`stax`: pulling stack-built strings out of a binary that `strings` can't see
A 255-line static recoverer for ASCII that a compiler writes to the stack one immediate at a time — the trick malware uses to go dark to `strings(1)`.
A 255-line static recoverer for ASCII that a compiler writes to the stack one immediate at a time — the trick malware uses to go dark to strings(1).
The gap
strings(1) is the first thing everyone runs on an unknown binary, and it works by one rule: find contiguous runs of printable bytes already sitting in a section. That rule has a blind spot you can drive a C2 through. If a string never exists as contiguous bytes on disk — because the program assembles it on the stack at runtime — strings reports nothing.
Compilers do this on their own at -O1/-O2, and obfuscators do it on purpose:
mov BYTE PTR [rsp+0x0], 0x63 ; 'c'
mov BYTE PTR [rsp+0x1], 0x32 ; '2'
mov BYTE PTR [rsp+0x2], 0x2e ; '.'
...
The bytes c 2 . e v i l . l a b are in the file, but scattered across instruction operands four bytes of opcode apart. strings walks right past them.

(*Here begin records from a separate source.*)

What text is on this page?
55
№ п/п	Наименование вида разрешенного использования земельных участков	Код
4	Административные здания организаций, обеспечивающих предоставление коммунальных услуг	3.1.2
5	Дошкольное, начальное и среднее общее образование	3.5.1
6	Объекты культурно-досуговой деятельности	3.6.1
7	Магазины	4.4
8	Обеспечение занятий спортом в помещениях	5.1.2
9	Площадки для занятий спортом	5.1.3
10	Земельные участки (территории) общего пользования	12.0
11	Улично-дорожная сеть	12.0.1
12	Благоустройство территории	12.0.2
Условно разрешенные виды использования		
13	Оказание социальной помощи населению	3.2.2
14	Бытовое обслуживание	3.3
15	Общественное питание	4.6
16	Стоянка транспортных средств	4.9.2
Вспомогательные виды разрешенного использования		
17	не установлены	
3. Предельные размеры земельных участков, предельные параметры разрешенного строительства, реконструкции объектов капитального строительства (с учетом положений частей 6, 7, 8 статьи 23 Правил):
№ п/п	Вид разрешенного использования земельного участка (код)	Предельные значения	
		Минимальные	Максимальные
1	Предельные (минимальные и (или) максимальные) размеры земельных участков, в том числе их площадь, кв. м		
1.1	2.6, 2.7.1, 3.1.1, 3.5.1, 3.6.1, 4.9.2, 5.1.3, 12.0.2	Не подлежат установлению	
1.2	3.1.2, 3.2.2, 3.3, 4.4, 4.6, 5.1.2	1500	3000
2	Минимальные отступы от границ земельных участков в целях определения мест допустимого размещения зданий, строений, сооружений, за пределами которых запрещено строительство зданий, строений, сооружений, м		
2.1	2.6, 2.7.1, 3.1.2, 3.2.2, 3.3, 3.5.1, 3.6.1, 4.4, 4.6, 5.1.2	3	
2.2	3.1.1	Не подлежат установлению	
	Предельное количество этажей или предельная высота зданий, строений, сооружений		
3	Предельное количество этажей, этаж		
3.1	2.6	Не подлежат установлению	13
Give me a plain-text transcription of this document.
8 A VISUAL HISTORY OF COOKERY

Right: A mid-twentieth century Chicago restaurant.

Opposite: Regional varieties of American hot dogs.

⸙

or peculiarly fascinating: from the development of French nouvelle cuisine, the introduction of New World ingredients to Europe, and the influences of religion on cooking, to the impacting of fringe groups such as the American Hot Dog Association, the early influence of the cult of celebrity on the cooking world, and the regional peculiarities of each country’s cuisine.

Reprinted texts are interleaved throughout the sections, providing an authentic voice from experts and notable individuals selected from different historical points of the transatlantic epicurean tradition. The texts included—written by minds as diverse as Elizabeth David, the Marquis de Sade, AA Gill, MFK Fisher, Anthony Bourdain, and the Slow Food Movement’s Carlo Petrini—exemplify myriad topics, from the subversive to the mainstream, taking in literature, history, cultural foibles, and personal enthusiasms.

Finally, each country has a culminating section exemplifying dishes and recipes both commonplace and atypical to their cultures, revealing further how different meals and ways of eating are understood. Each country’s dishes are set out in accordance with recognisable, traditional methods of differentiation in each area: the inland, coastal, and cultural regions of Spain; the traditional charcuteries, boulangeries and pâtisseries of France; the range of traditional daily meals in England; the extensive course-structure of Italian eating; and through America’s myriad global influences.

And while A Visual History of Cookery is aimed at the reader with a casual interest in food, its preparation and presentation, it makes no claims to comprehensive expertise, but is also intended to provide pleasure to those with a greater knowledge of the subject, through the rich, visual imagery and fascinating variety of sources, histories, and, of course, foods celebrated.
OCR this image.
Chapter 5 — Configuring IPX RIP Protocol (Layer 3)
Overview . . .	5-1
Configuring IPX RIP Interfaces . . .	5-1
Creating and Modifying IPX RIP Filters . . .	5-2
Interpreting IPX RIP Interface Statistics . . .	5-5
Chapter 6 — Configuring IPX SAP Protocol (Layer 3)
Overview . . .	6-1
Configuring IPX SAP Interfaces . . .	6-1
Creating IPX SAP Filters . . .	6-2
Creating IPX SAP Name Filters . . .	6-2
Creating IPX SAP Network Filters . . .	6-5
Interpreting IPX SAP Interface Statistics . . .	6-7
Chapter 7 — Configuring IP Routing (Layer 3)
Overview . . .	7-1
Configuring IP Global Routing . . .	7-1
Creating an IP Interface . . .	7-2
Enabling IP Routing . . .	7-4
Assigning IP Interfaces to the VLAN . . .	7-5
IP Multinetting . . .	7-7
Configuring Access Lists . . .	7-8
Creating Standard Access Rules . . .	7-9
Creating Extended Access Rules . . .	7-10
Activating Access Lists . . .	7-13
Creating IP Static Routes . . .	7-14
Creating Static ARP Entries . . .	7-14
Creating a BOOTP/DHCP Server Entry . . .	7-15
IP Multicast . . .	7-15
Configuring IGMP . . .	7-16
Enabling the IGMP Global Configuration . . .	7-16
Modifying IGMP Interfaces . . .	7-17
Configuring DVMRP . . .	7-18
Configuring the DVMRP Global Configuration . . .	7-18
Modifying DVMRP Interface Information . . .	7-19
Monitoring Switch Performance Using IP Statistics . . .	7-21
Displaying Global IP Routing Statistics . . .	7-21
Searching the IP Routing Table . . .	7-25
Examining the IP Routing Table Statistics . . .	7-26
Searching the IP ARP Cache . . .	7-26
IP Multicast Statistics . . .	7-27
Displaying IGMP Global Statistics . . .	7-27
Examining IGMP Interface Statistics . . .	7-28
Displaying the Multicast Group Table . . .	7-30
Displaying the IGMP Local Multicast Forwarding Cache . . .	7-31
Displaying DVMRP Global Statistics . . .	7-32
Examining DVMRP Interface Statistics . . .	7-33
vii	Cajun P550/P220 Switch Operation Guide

FLOSS (FireEye's tool) solves this by emulating every function with vivisect and reading the stack afterward. It's thorough and it's heavy — a full code emulator you wait on. I wanted the 80% case in one file: no emulation, just a disassembler that understands two patterns — store an immediate to a stack slot, and park an immediate in a register, then store the register. That covers how GCC and most hand-rolled obfuscators actually emit stack strings, and it runs in about a second on a real binary.
The lab target
First, prove the gap is real. This program builds three strings on the stack with no .rodata template to copy from. The volatile per-index stores are load-bearing: they force GCC to emit individual immediate stores and stop it from pooling the bytes into a constant it could memcpy.
/* lab/target.c */
#include <stdio.h>
__attribute__((noinline))
static void emit(const volatile char *p) { puts((char *)p); }
__attribute__((noinline))
void beacon(void) {
volatile char host[16];
host[0]='c'; host[1]='2'; host[2]='.'; host[3]='e';
host[4]='v'; host[5]='i'; host[6]='l'; host[7]='.';
host[8]='l'; host[9]='a'; host[10]='b'; host[11]=0;
emit(host);
}
/* key() builds "S3cr3t-XOR-Pad!", path() builds "/tmp/.hidden/loot.tar.gz" */
The key() and path() bodies are elided above for space — same volatile per-index pattern; the repo's lab/target.c has all three in full.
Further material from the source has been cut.